Self-acting armed organizations of the population

Charles Brown CharlesB at cncl.ci.detroit.mi.us
Tue Jan 22 11:29:44 PST 2002


Justin: Well, that's how it started. But be that as it may. I don't see how, without enforceable rules to govern conditions of cooperation, we can have high or any technology. What happens when many people like me and Chuck bug out of work? Or when you can't get suppliers to deliver because there are no contracts to enforce? Etc.

and

Not at all. Liberals and Marxists, indeed any advocate of the state, holds that mostly people cooperate because of socialization--opinion, as Hume put it, consent, in Gramsci's terms. But there are disagreements, conflicts, shirkers, cheaters, violent people. These things require, ultimately, if negotiation doesn't work out, the gun to the head. But that isn't to say that the gun is the only way to enforce cooperation. It's just a necessary condition.

^^^^^^^^^

CB: Ancient society's mode of production would be just as vulnerable to shirkers, cheaters, violent people, yet, for tens of thousands of years custom ( not law backed by the special bodies of armed men which is the state) was sufficient to socialize people to cooperate, to communize for the good of the social whole. There is no reason to believe that people could not be similarly socialized in a society with higher technique, especially if society were truly not exploitative.

Nor would they have to experience this as oppression of the freedom of the individual, once bourgeois consciousness had been dumped on the scrap heap of history.

^^^^^^^^^

2. SPECIAL BODIES OF ARMED MEN, PRISONS, ETC.

Engels continues:

"In contradistinction to the old gentile [tribal or clan] order, the state, first, divides its subjects according to territory."

Such a division seems "natural" to us, but it cost a prolonged struggle against the old form of tribal or gentile society.

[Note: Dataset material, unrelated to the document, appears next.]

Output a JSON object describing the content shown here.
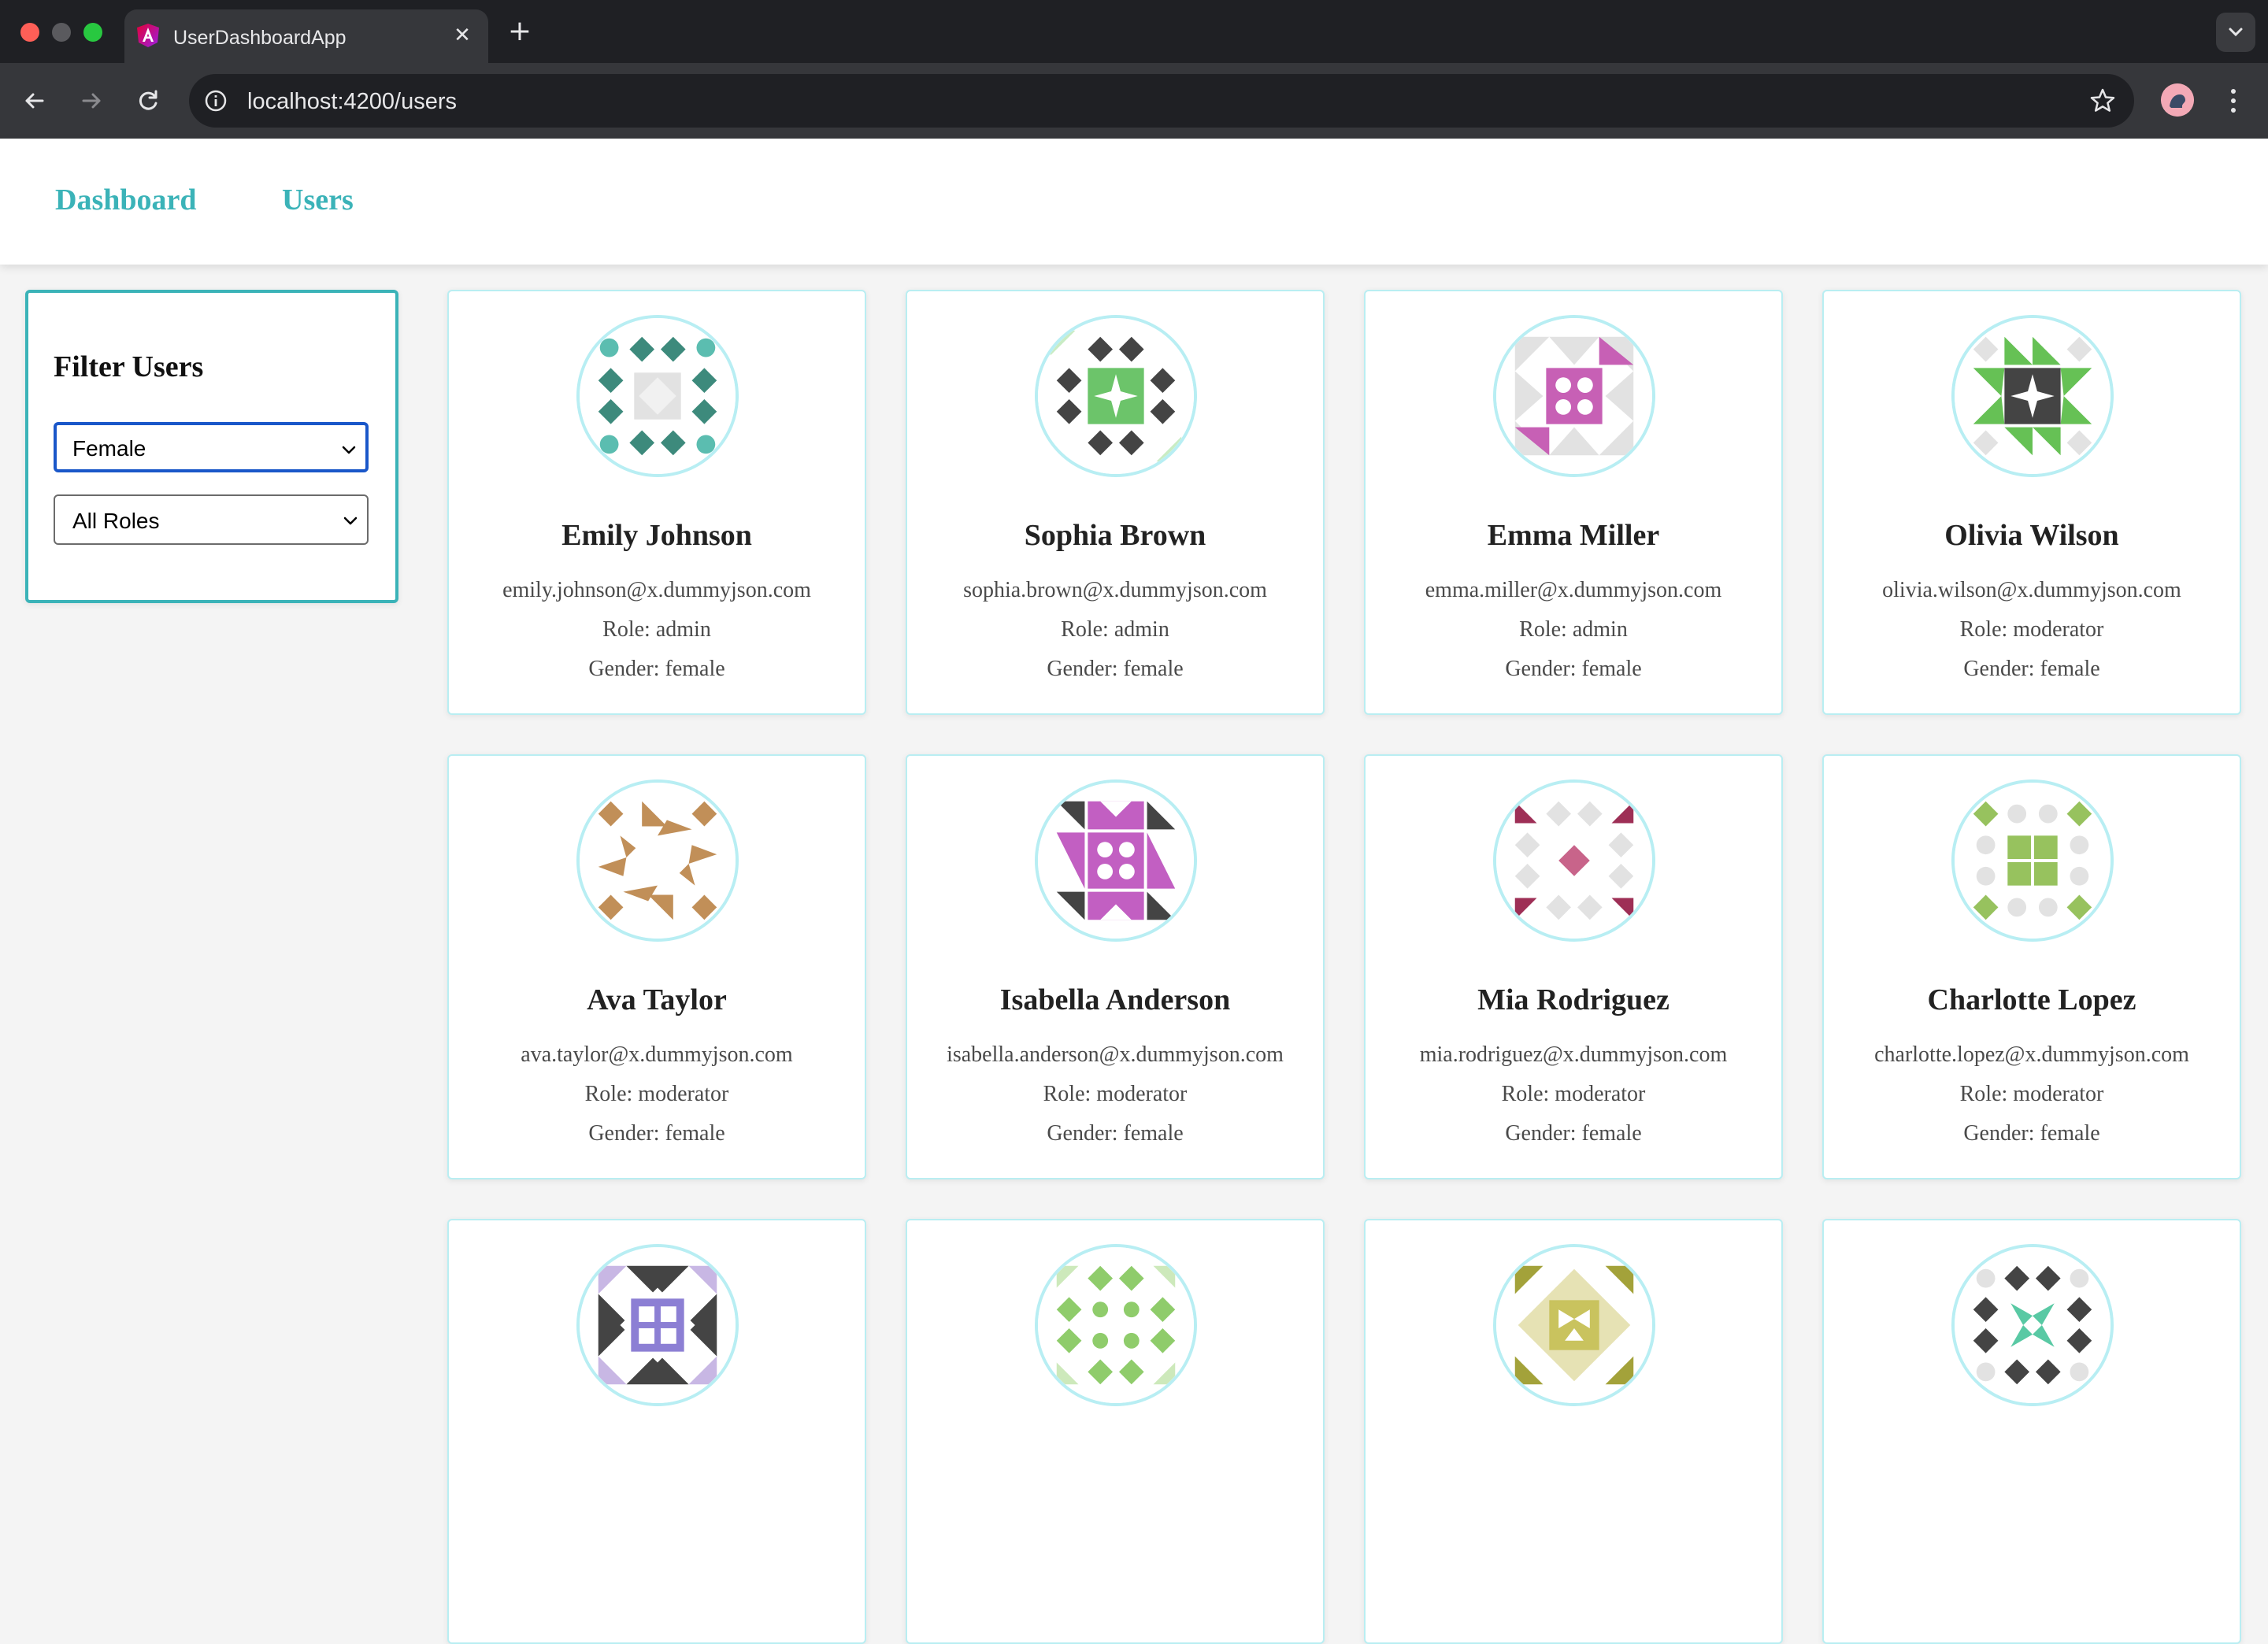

"The second distinguishing feature is the establishment of a public power which no longer directly coincides with the population organizing itself as an armed force. This special public power is necessary, because a self-acting armed organization of the population has become impossible since the cleavage into classes. . . . This public power exists in every state; it consists not merely of armed people but also of material adjuncts, prisons and institutions of coercion of all kinds, of which gentile [clan] society knew nothing."

Engels further elucidates the concept the concept of the "power" which is termed the state -- a power which arose from society, but places itself above it and alienates itself more and more from it. What does this power mainly consist of? It consists of special bodies of armed men having prisons, etc., at their command.

We are justified in speaking of special bodies of armed men, because the public power which is an attribute of every state does not "directly coincide" with the armed population, with its "self-acting armed organization."

Like all great revolutionary thinkers, Engels tries to draw the attention of the class-conscious workers to the very fact which prevailing philistinism regards as least worthy of attention, as the most habitual and sanctified not only by firmly rooted, but one might say by petrified prejudices. A standing army and police are the chief instruments of state power. But can it be otherwise?

From the viewpoint of the vast majority of Europeans of the end of the nineteenth century whom Engels was addressing, and who had not lived through or closely observed a single great revolution, it could not be otherwise. They completely failed to understand what a "self-acting armed organization of the population" was. To the question, whence arose the need for special bodies of armed men, placed above society and alienating themselves from it (police and a standing army), the West-European and Russian philistines are inclined to answer with a few phrases borrowed from Spencer or Mikhailovsky, by referring to the growing complexity of social life, the differentiation of functions, and so forth.